御花园重新恢复安静, 除却地上的鲜血, 以及桓帝仍旧深重的呼吸。
他只是短暂地瞥了宋疏一瞬, 随即抬脚离开,未发一言。
宋疏微微皱起了眉。
……
宦官在下汇报查探到的情况, 桓帝斜靠在龙椅上,双目紧闭,看似已然平静, 但是额头凸起的青筋昭示着他的忍耐。
“回陛下,淑妃传话是想提醒云臻皇子谨小慎微, 莫要惹您生气, 所以才安排人在御花园……”
话还没说完, 桓帝便将手边的茶盏用力砸出去, 睁开的眼依旧带着血丝,“管她什么狗屁理由,胆敢让他……给朕拖出去腰斩!”
“陛下,可是淑妃是丞相的……”
“还要朕说第二遍?”
宦官自然不敢多言,行礼后便下去了,桓帝一人坐在空荡荡的宫殿里,呼吸急促,浓眉紧锁,怒火从胸腔一路燃烧到头颅,传来剧烈的疼痛,让他的神情扭曲。
他抓起酒壶灌了几口,企图麻痹自己的神经。
桓帝恨自己没忍住,给他听到了那些话,还是在他面前动了手。
他想找宋疏解释,可他无从解释,现在这种状态面对他只怕会干出更混账的事。
桓帝知道自己是个疯子,他凶残暴戾、好杀人,从前肆无忌惮,但突然有一天,他不希望某个人也这样看自己。
混沌的视线里出现了一个缓缓走来的人影,桓帝头痛欲裂,半分半毫的动静都会让他更暴躁,他掀翻了面前的案几和灯架,沙哑着怒吼:“滚,都给朕滚!”
东西乓啷碎了一地,一壶茶水正好砸碎在宋疏脚边,溅湿了宋疏雪白的衣摆。
他抬起头,对上了桓帝瞪大的猩红双眼。
“……你来干什么?”头颅里的血管重重一跳,抽搐的疼让面部扭曲了一瞬,男人随即避开目光,嗓音嘶哑,“……走。”
“去哪?”
宋疏一步一步走到了他面前,倾身去拿他手里攥住的酒杯,桓帝蓦然松了手,然后眼睁睁的看着他把酒杯放在了翻过来的案几上。
“……”
再一回神,他被宋疏轻轻推了一把,坐回了龙椅。宋疏跟着他坐下了。
不过这次坐的是大腿。
桓帝僵住了。
对方的手搭在他的肩上,视线所及是一截细嫩白皙的颈项,清甜微冷的白梅香从他的身体里丝丝缕缕散发出来,顷刻盈满鼻息,桓帝下意识抱住怀里人的腰,埋进他的颈窝深嗅一口,忽然什么毛病都没有了。
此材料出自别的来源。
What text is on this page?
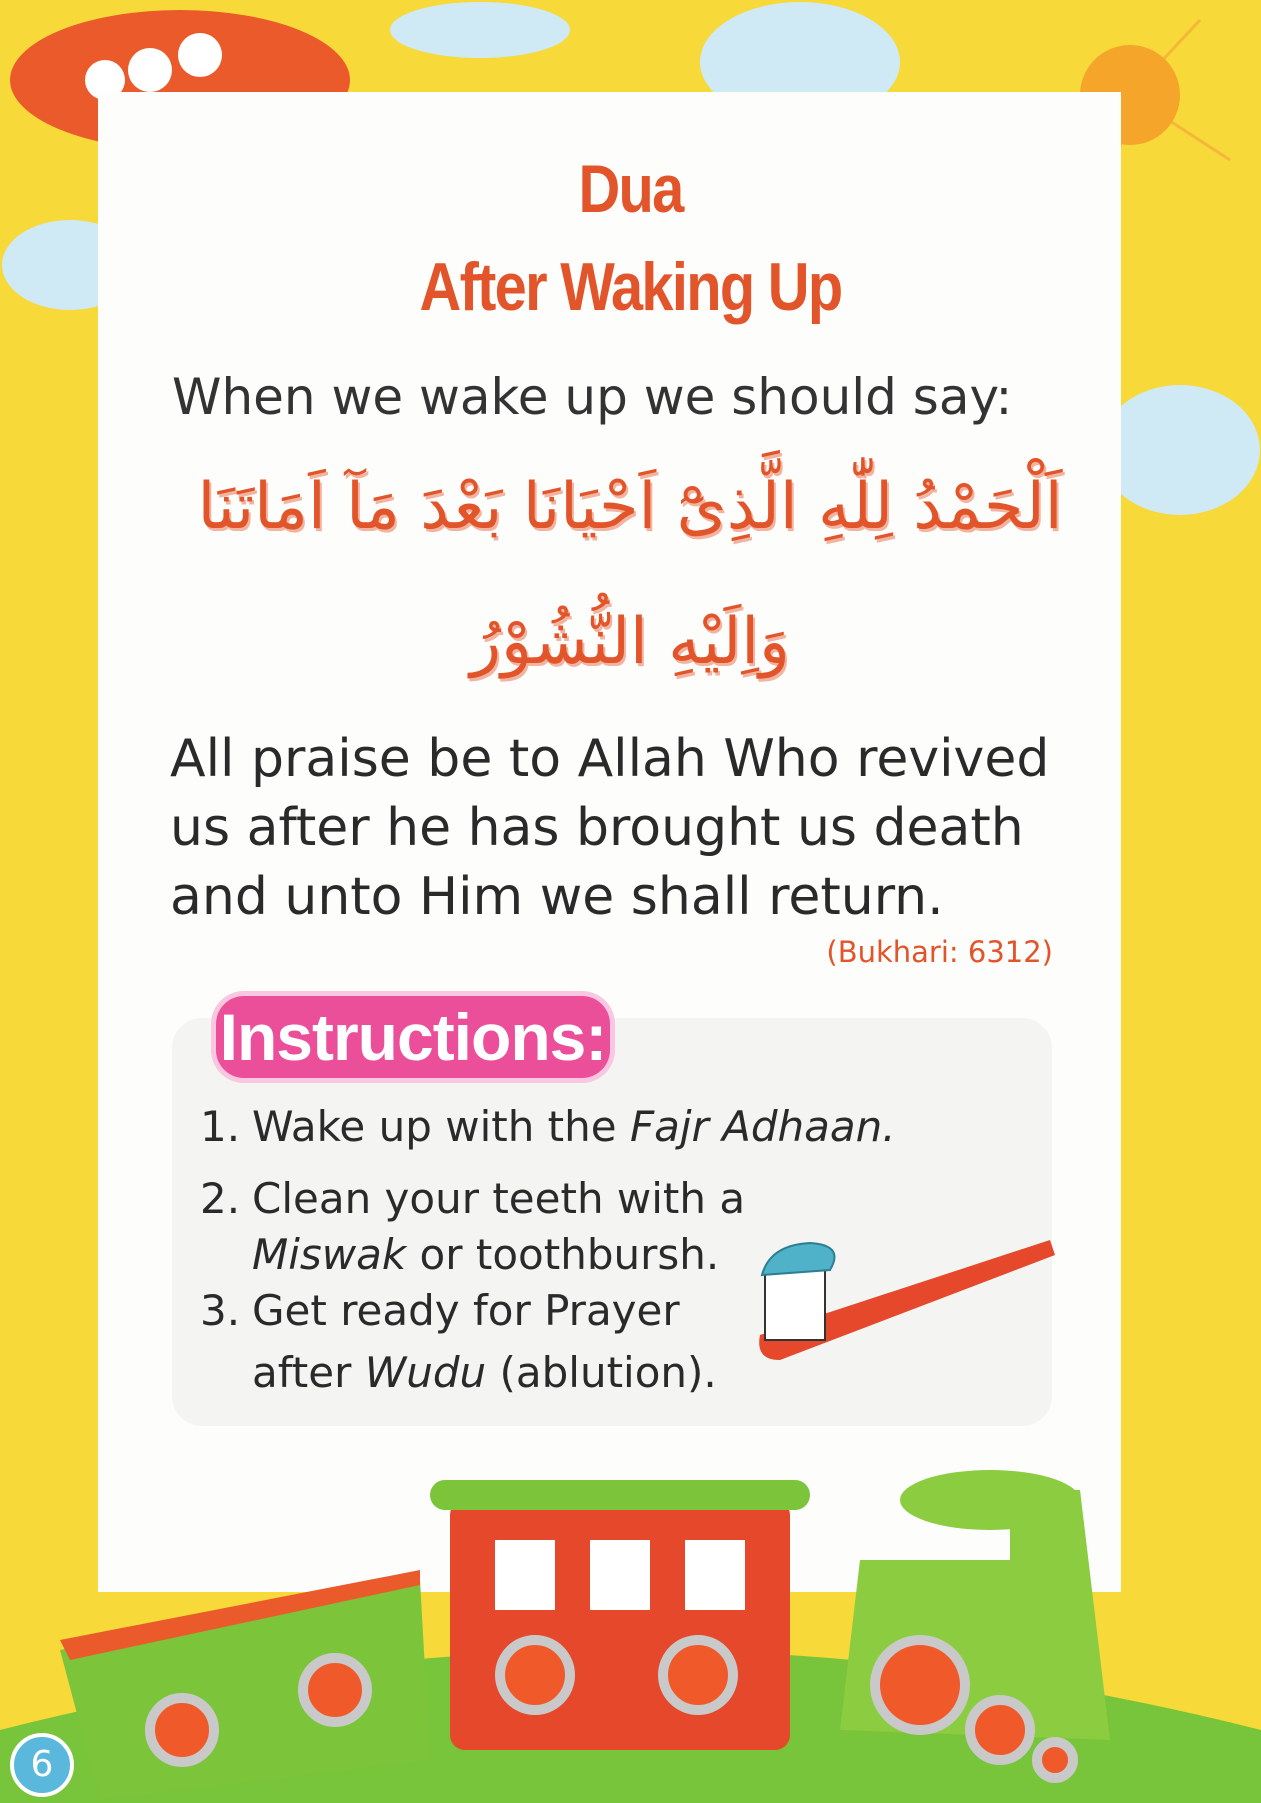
Dua
After Waking Up
When we wake up we should say:
اَلْحَمْدُ لِلّٰهِ الَّذِىْٓ اَحْيَانَا بَعْدَ مَآ اَمَاتَنَا
وَاِلَيْهِ النُّشُوْرُ
All praise be to Allah Who revived
us after he has brought us death
and unto Him we shall return.
(Bukhari: 6312)
Instructions:
1. Wake up with the Fajr Adhaan.
2. Clean your teeth with a
Miswak or toothbursh.
3. Get ready for Prayer
after Wudu (ablution).
6
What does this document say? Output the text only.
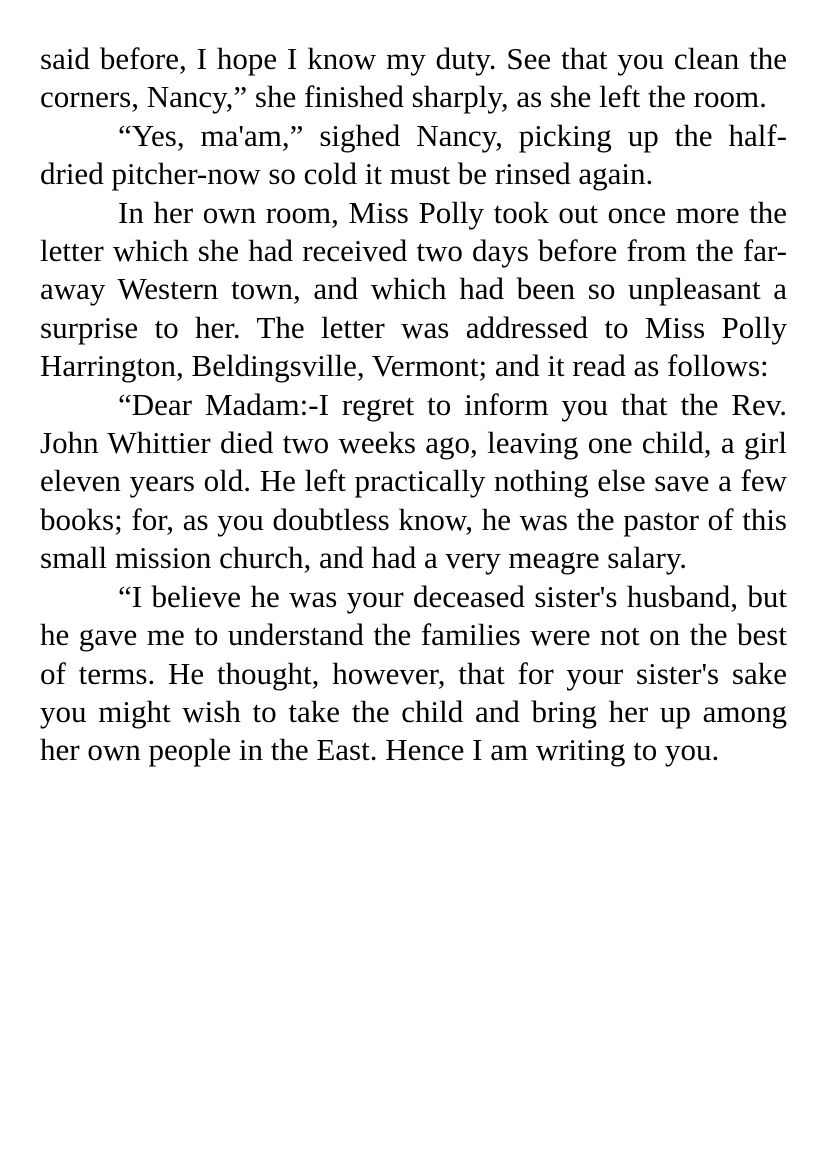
said before, I hope I know my duty. See that you clean the corners, Nancy,” she finished sharply, as she left the room.

“Yes, ma'am,” sighed Nancy, picking up the half-dried pitcher-now so cold it must be rinsed again.

In her own room, Miss Polly took out once more the letter which she had received two days before from the far-away Western town, and which had been so unpleasant a surprise to her. The letter was addressed to Miss Polly Harrington, Beldingsville, Vermont; and it read as follows:

“Dear Madam:-I regret to inform you that the Rev. John Whittier died two weeks ago, leaving one child, a girl eleven years old. He left practically nothing else save a few books; for, as you doubtless know, he was the pastor of this small mission church, and had a very meagre salary.

“I believe he was your deceased sister's husband, but he gave me to understand the families were not on the best of terms. He thought, however, that for your sister's sake you might wish to take the child and bring her up among her own people in the East. Hence I am writing to you.
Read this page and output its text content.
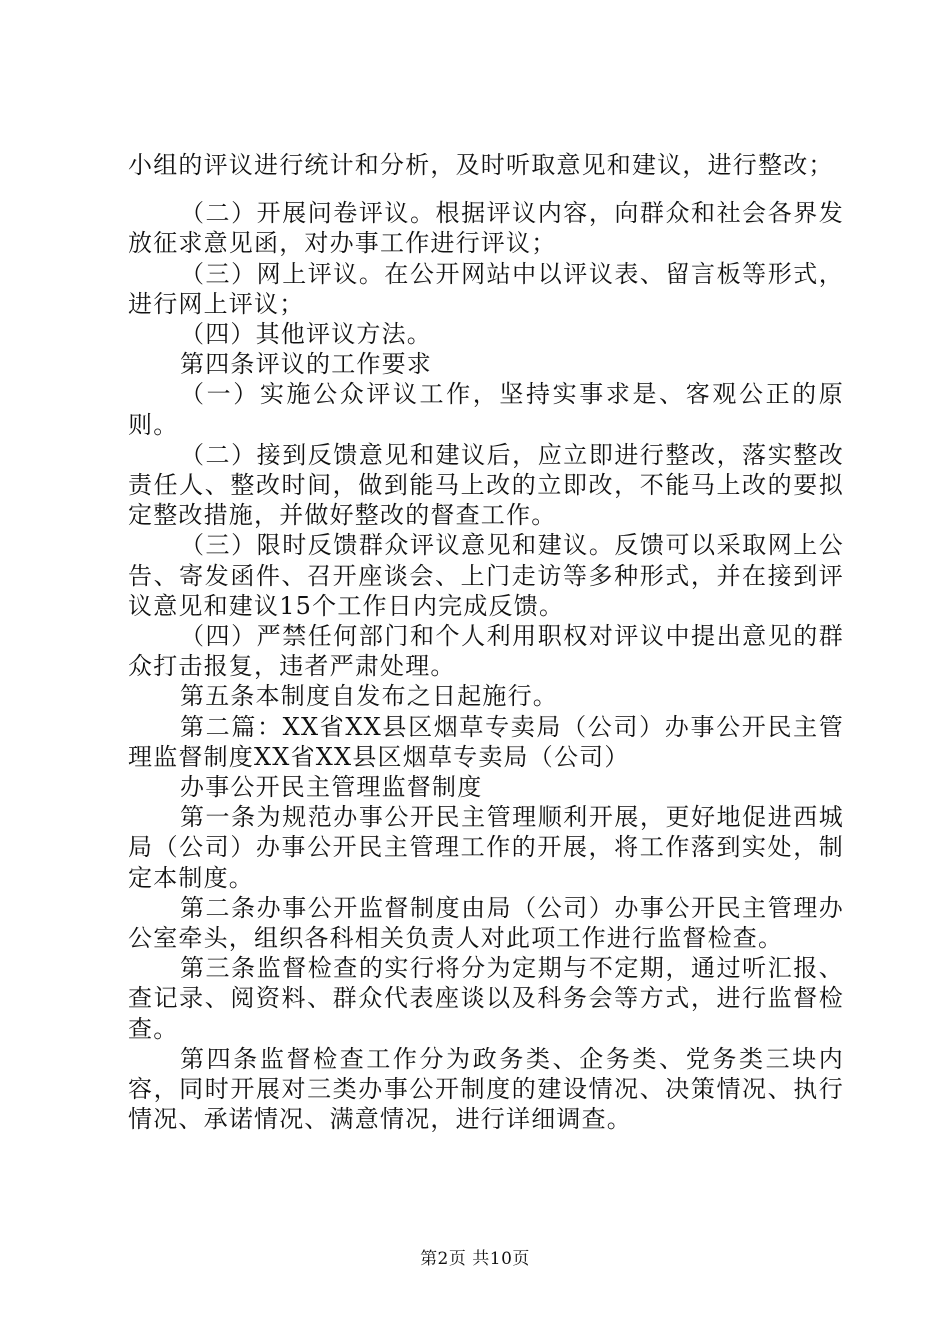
小组的评议进行统计和分析，及时听取意见和建议，进行整改；

（二）开展问卷评议。根据评议内容，向群众和社会各界发放征求意见函，对办事工作进行评议；

（三）网上评议。在公开网站中以评议表、留言板等形式，进行网上评议；

（四）其他评议方法。

第四条评议的工作要求

（一）实施公众评议工作，坚持实事求是、客观公正的原则。

（二）接到反馈意见和建议后，应立即进行整改，落实整改责任人、整改时间，做到能马上改的立即改，不能马上改的要拟定整改措施，并做好整改的督查工作。

（三）限时反馈群众评议意见和建议。反馈可以采取网上公告、寄发函件、召开座谈会、上门走访等多种形式，并在接到评议意见和建议15个工作日内完成反馈。

（四）严禁任何部门和个人利用职权对评议中提出意见的群众打击报复，违者严肃处理。

第五条本制度自发布之日起施行。

第二篇：XX省XX县区烟草专卖局（公司）办事公开民主管理监督制度XX省XX县区烟草专卖局（公司）

办事公开民主管理监督制度

第一条为规范办事公开民主管理顺利开展，更好地促进西城局（公司）办事公开民主管理工作的开展，将工作落到实处，制定本制度。

第二条办事公开监督制度由局（公司）办事公开民主管理办公室牵头，组织各科相关负责人对此项工作进行监督检查。

第三条监督检查的实行将分为定期与不定期，通过听汇报、查记录、阅资料、群众代表座谈以及科务会等方式，进行监督检查。

第四条监督检查工作分为政务类、企务类、党务类三块内容，同时开展对三类办事公开制度的建设情况、决策情况、执行情况、承诺情况、满意情况，进行详细调查。

第2页 共10页
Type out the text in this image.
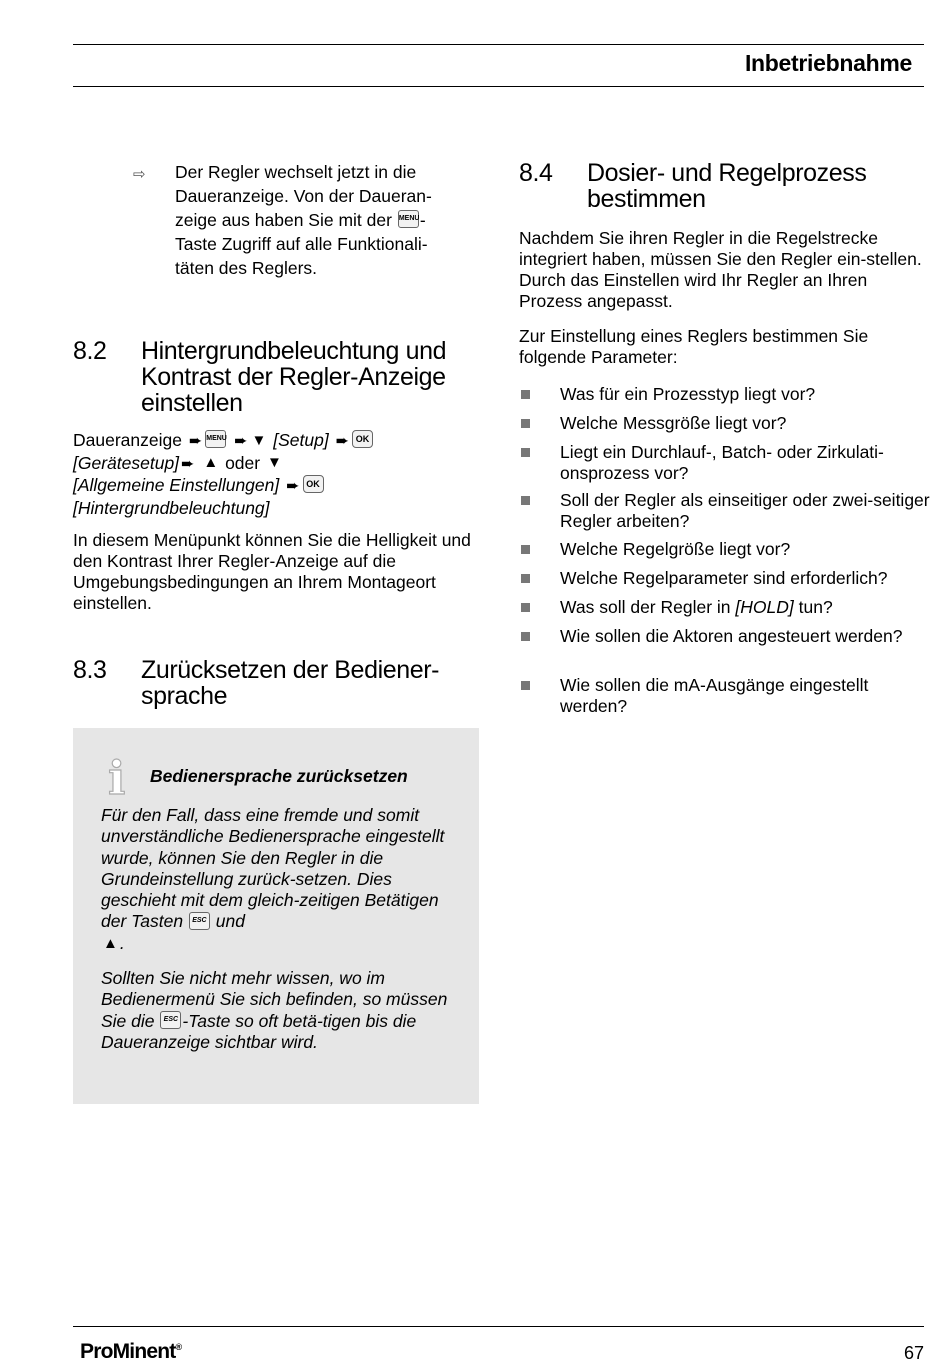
Inbetriebnahme
⇨ Der Regler wechselt jetzt in die Daueranzeige. Von der Daueran-zeige aus haben Sie mit der MENU-Taste Zugriff auf alle Funktionali-täten des Reglers.

8.2 Hintergrundbeleuchtung und Kontrast der Regler-Anzeige einstellen

Daueranzeige ➨ MENU ➨ ▼ [Setup] ➨ OK
[Gerätesetup] ➨ ▲ oder ▼
[Allgemeine Einstellungen] ➨ OK
[Hintergrundbeleuchtung]

In diesem Menüpunkt können Sie die Helligkeit und den Kontrast Ihrer Regler-Anzeige auf die Umgebungsbedingungen an Ihrem Montageort einstellen.

8.3 Zurücksetzen der Bediener-sprache
i Bedienersprache zurücksetzen

Für den Fall, dass eine fremde und somit unverständliche Bedienersprache eingestellt wurde, können Sie den Regler in die Grundeinstellung zurück-setzen. Dies geschieht mit dem gleich-zeitigen Betätigen der Tasten ESC und
▲ .

Sollten Sie nicht mehr wissen, wo im Bedienermenü Sie sich befinden, so müssen Sie die ESC -Taste so oft betä-tigen bis die Daueranzeige sichtbar wird.

8.4 Dosier- und Regelprozess bestimmen

Nachdem Sie ihren Regler in die Regelstrecke integriert haben, müssen Sie den Regler ein-stellen. Durch das Einstellen wird Ihr Regler an Ihren Prozess angepasst.

Zur Einstellung eines Reglers bestimmen Sie folgende Parameter:

Was für ein Prozesstyp liegt vor?

Welche Messgröße liegt vor?

Liegt ein Durchlauf-, Batch- oder Zirkulati-onsprozess vor?

Soll der Regler als einseitiger oder zwei-seitiger Regler arbeiten?

Welche Regelgröße liegt vor?

Welche Regelparameter sind erforderlich?

Was soll der Regler in [HOLD] tun?

Wie sollen die Aktoren angesteuert werden?

Wie sollen die mA-Ausgänge eingestellt werden?

ProMinent®	67
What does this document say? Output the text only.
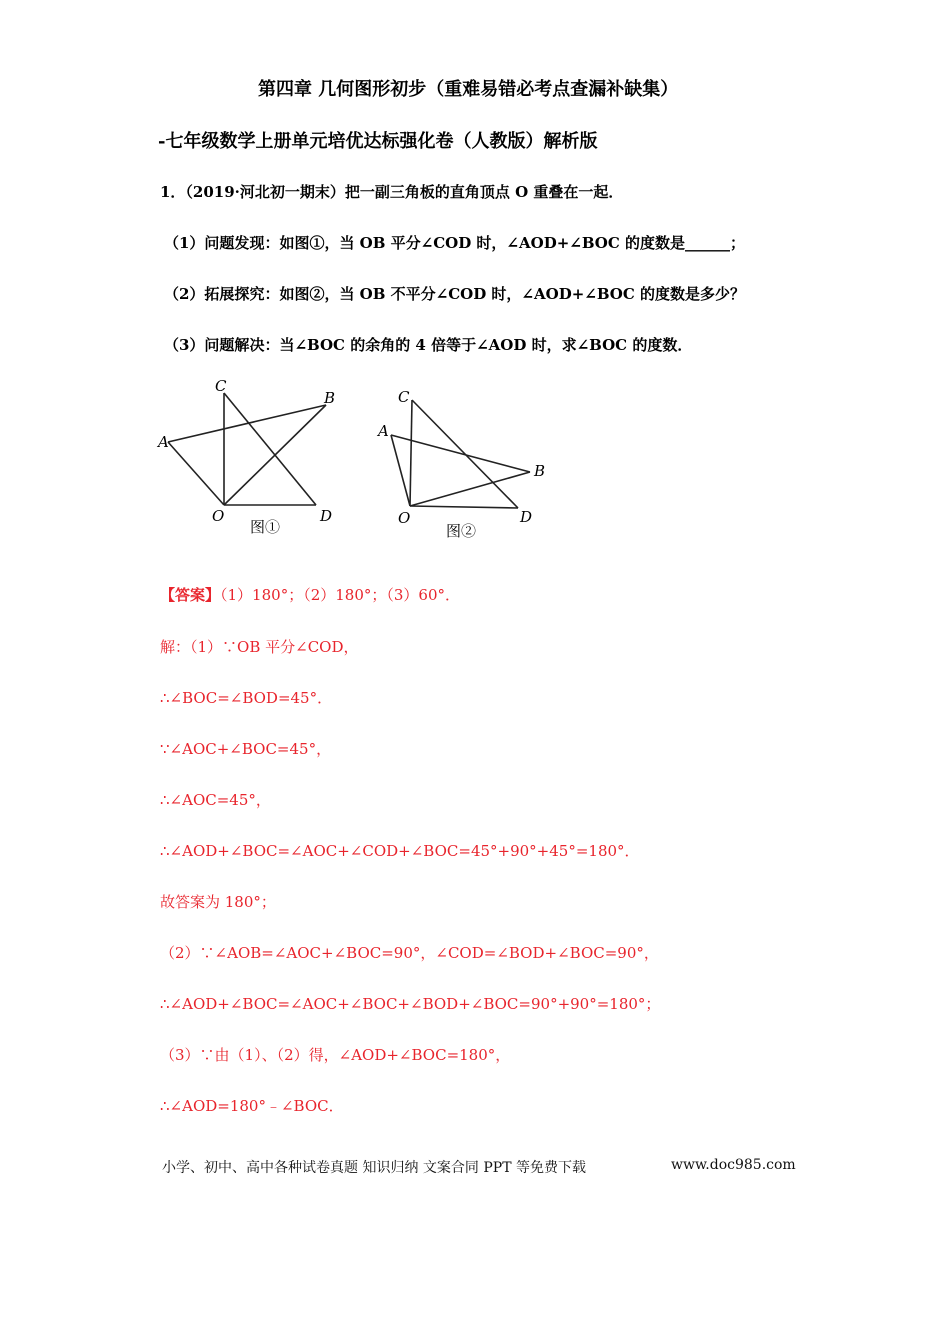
第四章 几何图形初步（重难易错必考点查漏补缺集）
-七年级数学上册单元培优达标强化卷（人教版）解析版
1．（2019·河北初一期末）把一副三角板的直角顶点 O 重叠在一起．
（1）问题发现：如图①，当 OB 平分∠COD 时，∠AOD+∠BOC 的度数是______；
（2）拓展探究：如图②，当 OB 不平分∠COD 时，∠AOD+∠BOC 的度数是多少？
（3）问题解决：当∠BOC 的余角的 4 倍等于∠AOD 时，求∠BOC 的度数．
C
B
A
O	D
图①
C
A
B
O	D
图②
【答案】（1）180°；（2）180°；（3）60°．
解：（1）∵OB 平分∠COD，
∴∠BOC=∠BOD=45°．
∵∠AOC+∠BOC=45°，
∴∠AOC=45°，
∴∠AOD+∠BOC=∠AOC+∠COD+∠BOC=45°+90°+45°=180°．
故答案为 180°；
（2）∵∠AOB=∠AOC+∠BOC=90°，∠COD=∠BOD+∠BOC=90°，
∴∠AOD+∠BOC=∠AOC+∠BOC+∠BOD+∠BOC=90°+90°=180°；
（3）∵由（1）、（2）得，∠AOD+∠BOC=180°，
∴∠AOD=180°﹣∠BOC．
小学、初中、高中各种试卷真题 知识归纳 文案合同 PPT 等免费下载	www.doc985.com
头也不疼了,眼也不红了,就像疯犬拴上了绳索,温驯得不像话。
“陛下同我说说?为何今日这样动怒。”
桓帝抱住他猛吸一通,张嘴轻轻舔咬他的脖颈,然后垂头贴在心口处,感受属于这个人心脏的搏动。
他对宋疏说了二十年来无人敢提及的过往。
桓帝的生母是他国进献的异族女子,身份低贱,偶然承宠有了桓帝,但是很快就失去了宠爱。
宫中女子本就爱勾心斗角,桓帝的生母有了皇子,模样又出挑,自然遭人嫉妒,受尽了那些宫妃的折磨。
她不知反抗,却把所有的怨气都撒在了年幼的桓帝身上,多次殴打致使桓帝昏迷。
直至有一日,疯了的女人一把火烧了宫殿,想要把桓帝和自己一起烧死在这里,年仅十岁的桓帝用尽力气打昏了亲生母亲,坐在宫殿门口,眼睁睁地看着她烧死在里面。
宦官赶来救火的时候,看到的便是浑身伤痕与灰尘的桓帝,眼里映着火光。
桓帝的病与幼年受到的虐待脱不了干系,对于宫人的厌恶也来自于此,他没有怜悯之心,不会心慈手软,厌烦了就杀掉,从未有过任何顾忌。
但今日他心中更多的是恐慌。
他怕宋疏知道自己的真面目后远离他,他要所有人匍匐在脚边颤抖,唯独不希望宋疏害怕自己。
唇瓣沿着下巴与他的交叠在了一起,这个人抱起来舒服,就连嘴唇也是甜软的,尝一口便能上瘾。
桓帝把他压在龙椅上亲吻,起初的试探和温柔一点点升温,吮吸吞含到癫狂,男人这才是第二次亲吻,却已经彻底掌握了要领,舌尖舔过他口腔里每一寸领土,让他浑身酥麻。玉雪的面容泛出了淡淡的粉,宋疏抱不住对方的脖颈了,就滑下来攥着他的领口,细长的手指把皇帝的领子弄乱七八糟,好像是在报复。
……报复他把自己亲得乱七八糟。
“陛下……”
腰带散落,桓帝的手已经从侧襟伸了进去,温热的掌心贴着一片温软,宋疏终于推了他一把。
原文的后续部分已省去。